Hepatitis B virus Treatment
Around the world, Hepatitis B is estimated to infect over 250 million persons. Unlike other viruses that infect and affect the liver, Hepatitis B’s natural history and cycle of immune mediated responses are highly complicated. Many doctors who are not liver Specialists find it difficult to understand the phases of Hepatitis B infection (phases 1, 2, 3 and 4) and this article is not intended to explain this.
The rate of infection are highest in Africa and Asia, although if you have a family member who has the disease, the good news is there are very safe and highly effective medications to treat the virus, preventing long term complications. Since the availability of the two very potent antiviral drugs (Entecavir an Tenofovir), the risks of long term complications including severe scarring (cirrhosis) as well as primary liver cancers (hepatocellular carcinomas) can be prevented. Another medication called a Pegylated interferon monotherapy is also available in Australia and has been used extensively for eligible patients. The choice between Pegylated Interferon versus antiviral tablets is complex and it is highly recommended that you have a thorough discussion with you treating Gastroenterologist. Ask about the side effect profiles of each of the medications, the expected length of therapy and whether one can expect to stop the medication once it has been started.

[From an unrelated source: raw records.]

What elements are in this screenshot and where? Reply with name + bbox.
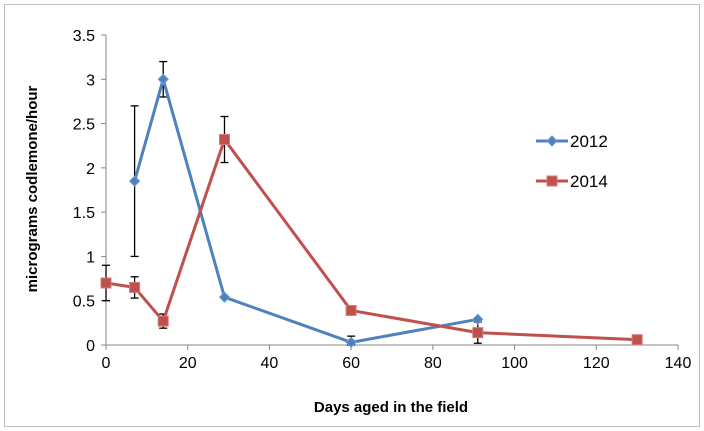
data-point-2012 <box>345 336 357 349</box>
series-markers <box>100 73 643 349</box>
data-point-2012 <box>128 175 141 187</box>
y-tick-label: 3.5 <box>73 28 95 45</box>
data-point-2012 <box>218 291 231 303</box>
data-point-2014 <box>631 334 643 346</box>
y-tick-label: 1.5 <box>73 205 95 222</box>
x-tick-label: 20 <box>179 355 197 372</box>
y-tick-label: 2 <box>86 161 95 178</box>
data-point-2012 <box>472 313 484 326</box>
series-lines <box>105 77 638 344</box>
error-bars <box>102 60 482 346</box>
data-point-2014 <box>100 277 112 289</box>
legend-label-2012: 2012 <box>570 132 608 151</box>
legend-marker-2012 <box>546 135 558 147</box>
chart-frame <box>4 4 700 427</box>
axes <box>101 34 679 350</box>
x-tick-label: 120 <box>583 355 610 372</box>
data-point-2014 <box>472 327 484 339</box>
legend-label-2014: 2014 <box>570 172 608 191</box>
data-point-2014 <box>345 304 357 316</box>
data-point-2014 <box>218 134 230 146</box>
y-axis-label: micrograms codlemone/hour <box>24 85 41 292</box>
legend-marker-2014 <box>546 175 558 187</box>
y-tick-label: 0 <box>86 338 95 355</box>
x-tick-label: 0 <box>102 355 111 372</box>
y-tick-label: 1 <box>86 249 95 266</box>
data-point-2014 <box>157 315 169 327</box>
y-tick-label: 2.5 <box>73 117 95 134</box>
y-tick-label: 3 <box>86 72 95 89</box>
series-line-2014 <box>105 138 638 342</box>
x-tick-label: 40 <box>261 355 279 372</box>
x-tick-label: 100 <box>501 355 528 372</box>
y-tick-label: 0.5 <box>73 294 95 311</box>
tick-labels: 0 0.5 1 1.5 2 2.5 3 3.5 0 20 40 60 80 100 120 140 <box>73 28 692 372</box>
series-line-2012 <box>133 77 479 344</box>
data-point-2012 <box>157 73 169 85</box>
x-axis-label: Days aged in the field <box>314 399 468 416</box>
x-tick-label: 60 <box>342 355 360 372</box>
data-point-2014 <box>129 281 141 293</box>
x-tick-label: 80 <box>424 355 442 372</box>
x-tick-label: 140 <box>665 355 692 372</box>
legend: 2012 2014 <box>536 132 608 191</box>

Ask your Gastroenterologist if your level of alcohol consumption should be considered a risk factor, and if you need to have regular routine screening for hepatocellular carcinomas. Some patients will need regular gastroscopies to detect and treat engorged veins in the stomach and the oesophagus (called varices). Remember to bring along all your usual medications, which may interfere with Hepatitis B therapies as well as some medications can cause liver toxicities.